We started out by making a survey chart and getting pictures that we thought were racist.  Next, we surveyed people anonymously.  With all our data that we collected we made pie charts [for African Americans, Whites, and Other race/ethnicities].

The students had two hypotheses:

Before we started the survey we thought that the African American people would have more yes’s because they might have had similar racial experiences.  Most of the pictures are targeted at African Americans. We also thought that the 7th and 8th graders would say yes [they are racist] to more of the pictures because they are older than the 5th and 6th graders [and have had more experience].

The overall results:

The students had a good introduction to the research process. While one of their hypotheses was upheld, the other wasn’t:

We found that the 7th and 8th graders said yes to more of the pics.  Our hypothesis was right.  But our hypothesis for the African Americans was wrong.  The Caucasians said yes to more of the pics.

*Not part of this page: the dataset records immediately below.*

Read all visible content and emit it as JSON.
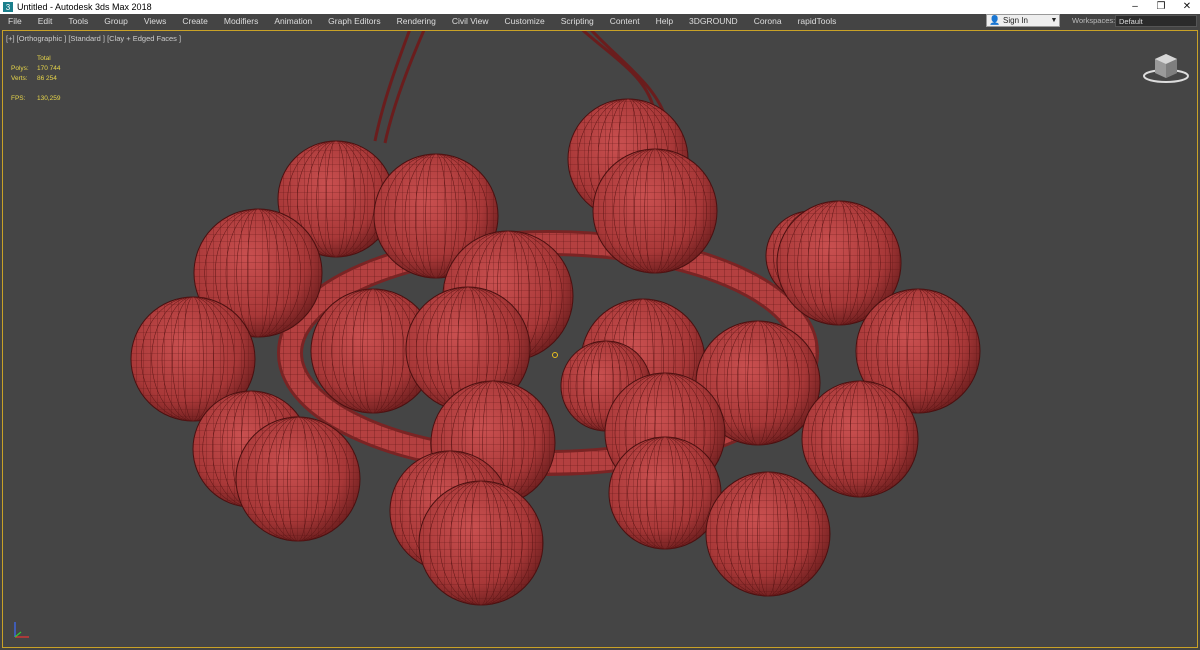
{
  "window": {
    "title": "Untitled - Autodesk 3ds Max 2018",
    "minimize": "–",
    "maximize": "❐",
    "close": "✕"
  },
  "menu": [
    "File",
    "Edit",
    "Tools",
    "Group",
    "Views",
    "Create",
    "Modifiers",
    "Animation",
    "Graph Editors",
    "Rendering",
    "Civil View",
    "Customize",
    "Scripting",
    "Content",
    "Help",
    "3DGROUND",
    "Corona",
    "rapidTools"
  ],
  "signin": {
    "label": "Sign In"
  },
  "workspaces": {
    "label": "Workspaces:",
    "value": "Default"
  },
  "viewport": {
    "label": "[+] [Orthographic ] [Standard ] [Clay + Edged Faces ]",
    "stats": {
      "header": "Total",
      "polys_label": "Polys:",
      "polys": "170 744",
      "verts_label": "Verts:",
      "verts": "86 254",
      "fps_label": "FPS:",
      "fps": "130,259"
    }
  },
  "colors": {
    "accent": "#c9a227",
    "clay": "#b33c3c",
    "wire": "#5a1414",
    "background": "#454545",
    "stats": "#e8d64a"
  },
  "icons": {
    "app": "3ds-max-logo-icon",
    "user": "user-icon",
    "viewcube": "viewcube-icon",
    "axis": "axis-tripod-icon"
  }
}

Interestingly, Sylvia says that “students were least likely to find the caricature of Jafar [from Aladdin] racist, which my students think is probably because our culture is more aware of racism against African Americans.”

This, I think, is a more thoughtful cross-curricular activity. It doesn’t just shoehorn some references to slavery or racial history into a math problem in a superficial way. Students thought critically about the topic and the larger social and historical context, all while practicing important skills in math and statistical analysis.

I’m sure that guiding students through a project of this sort takes significantly more planning and effort than writing the word problems did. But that’s part of the point: if you want to help students understand our complicated racial/ethnic history, as well as how race operates in our society today, you can’t do it on the cheap. It takes careful thought and a lot of preparatory work by the instructor to create activities and materials that foster critical thinking in a sensitive, appropriate way. Kudos to Sylvia for providing a good example, and to Sara and Morgan for doing such a nice job on their project!